The problems that he sees with recruitment are commonplace and, while technology is a great help, it requires investment and ideas across the board to provide the necessary infrastructure for the trials.
“There is a simple solution: better planning and technology,” he continues. Problems on the ground need to be worked out before a trial begins. “A more cohesive strategy is needed. The patient is a key stakeholder, and better use of technology to understand patients’ insights and standard of care, reduce their burden and bring their views to the study design earlier would add a lot of value.”
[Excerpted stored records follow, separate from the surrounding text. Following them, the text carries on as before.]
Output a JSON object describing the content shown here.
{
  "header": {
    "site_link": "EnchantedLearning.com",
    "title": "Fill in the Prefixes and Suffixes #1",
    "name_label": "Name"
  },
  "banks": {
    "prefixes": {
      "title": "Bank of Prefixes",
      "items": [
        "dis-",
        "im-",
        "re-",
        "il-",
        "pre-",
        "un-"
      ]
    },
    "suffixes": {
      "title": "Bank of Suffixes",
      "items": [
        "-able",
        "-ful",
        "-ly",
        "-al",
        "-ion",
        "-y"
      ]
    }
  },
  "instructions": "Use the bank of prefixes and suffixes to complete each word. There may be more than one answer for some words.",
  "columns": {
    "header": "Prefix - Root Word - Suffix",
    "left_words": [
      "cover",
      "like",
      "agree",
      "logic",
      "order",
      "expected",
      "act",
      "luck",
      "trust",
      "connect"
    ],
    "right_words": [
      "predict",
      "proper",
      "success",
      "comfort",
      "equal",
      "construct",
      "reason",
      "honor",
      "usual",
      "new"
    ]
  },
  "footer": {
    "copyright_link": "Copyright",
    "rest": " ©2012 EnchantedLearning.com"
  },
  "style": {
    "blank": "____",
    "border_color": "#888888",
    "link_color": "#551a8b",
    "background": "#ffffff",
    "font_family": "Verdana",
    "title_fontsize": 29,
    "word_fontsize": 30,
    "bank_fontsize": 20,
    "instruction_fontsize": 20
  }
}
It’s also integral to look at more use of data and analytics for decisionmaking, especially as EMR develops, and implement better outreach to patients and other stakeholders. Personalised outreach is the way to go. And these changes appear to be on their way, but whether or not they will arrive in time to help fill those new trials is another matter.
Subrata Bose
Subrata Bose is head of feasibility operations and recruitment strategy within pharmaceuticals at Bayer. Before joining Bayer in 2015, he gained more than 11 years’ experience in strategy consulting and clinical research, leading large-scale R&D strategic projects with major pharmaceutical companies.